- 1 The classic ones
- 2 The newcomers
- 3 The different ones
Do you know the best museums in Spain? Surely you have already visited some of them. Painting, history, archeology, design, architecture, photography, sculpture… and we could go on. We are lucky enough to have some of the best museums in Europe (and the world), and there is no time to waste when getting to know them all. Here are our favorite ones.

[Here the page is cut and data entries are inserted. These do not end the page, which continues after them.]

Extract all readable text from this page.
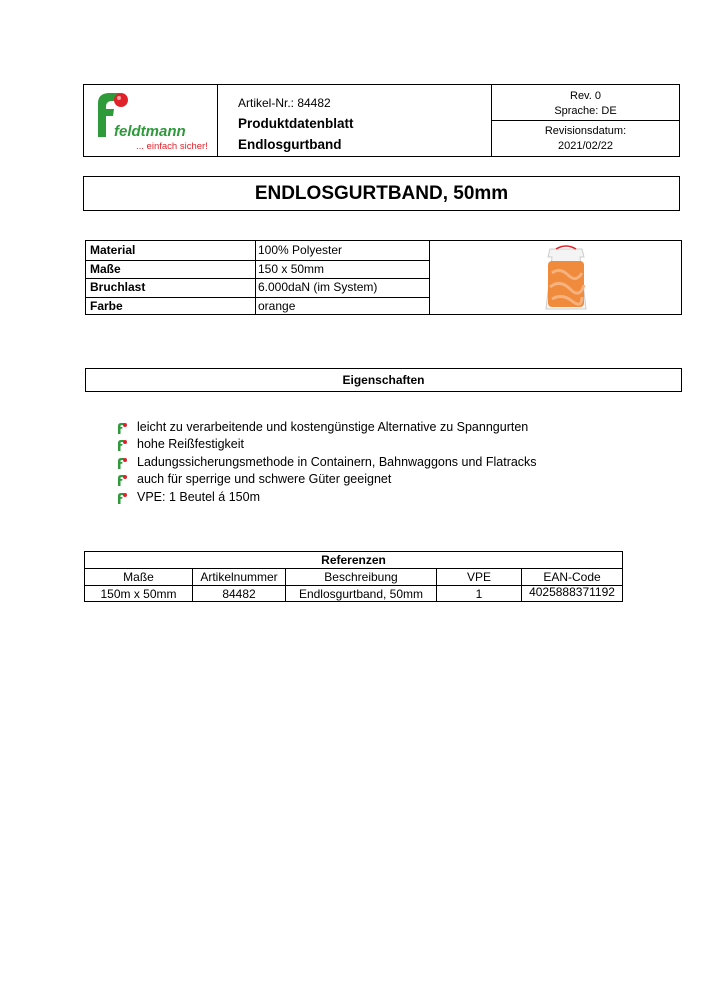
feldtmann
... einfach sicher!
Artikel-Nr.: 84482
Produktdatenblatt
Endlosgurtband
Rev. 0
Sprache: DE
Revisionsdatum:
2021/02/22
ENDLOSGURTBAND, 50mm
Material	100% Polyester
Maße	150 x 50mm
Bruchlast	6.000daN (im System)
Farbe	orange
Eigenschaften
leicht zu verarbeitende und kostengünstige Alternative zu Spanngurten
hohe Reißfestigkeit
Ladungssicherungsmethode in Containern, Bahnwaggons und Flatracks
auch für sperrige und schwere Güter geeignet
VPE: 1 Beutel á 150m
Referenzen
Maße	Artikelnummer	Beschreibung	VPE	EAN-Code
150m x 50mm	84482	Endlosgurtband, 50mm	1	4025888371192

Because the good life is also about learning. 😉
The classic ones
Tradition always works. Spain has had great museums for many years. Here are three of the most renowned:
Prado Museum, Madrid
What can we say about the Prado Museum that has not already been said? Velázquez, Goya, Rubens, Murillo, Tiziano… These are just some of the artists featured in this building, one of the most important art museums in Europe. It was inaugurated in 1819 thanks to the support of Isabel of Braganza, wife of Ferdinand VII of Spain, and since then it has preserved works of art closely linked to the history of Spain. We have never seen it without a queue of people waiting to get in. Needless to say, you cannot miss Las Meninas, The Nude Maja, The Third of May 1808, The Garden of Earthly Delights, The Three Graces… and, afterwards, enjoy the famous Paseo del Prado.
Guggenheim Museum, Bilbao
Frank Gehry left his mark on the building of the Guggenheim Museum of Bilbao, creating one of the most renowned exponents of the avant-garde architecture of the 20th century, which has now become a symbol of Bilbao’s renewal. The exterior is in itself a work of art, and in the interior you will find 9,000 m2 and 19 exhibition galleries with both national and international contemporary art pieces selected along the lines of the Guggenheim Foundation in New York. It features the work of famous artists such as Chillida, Miquel Barceló, Antoni Tàpies, Jeff Koons, Susana Solano, Cristina Iglesias…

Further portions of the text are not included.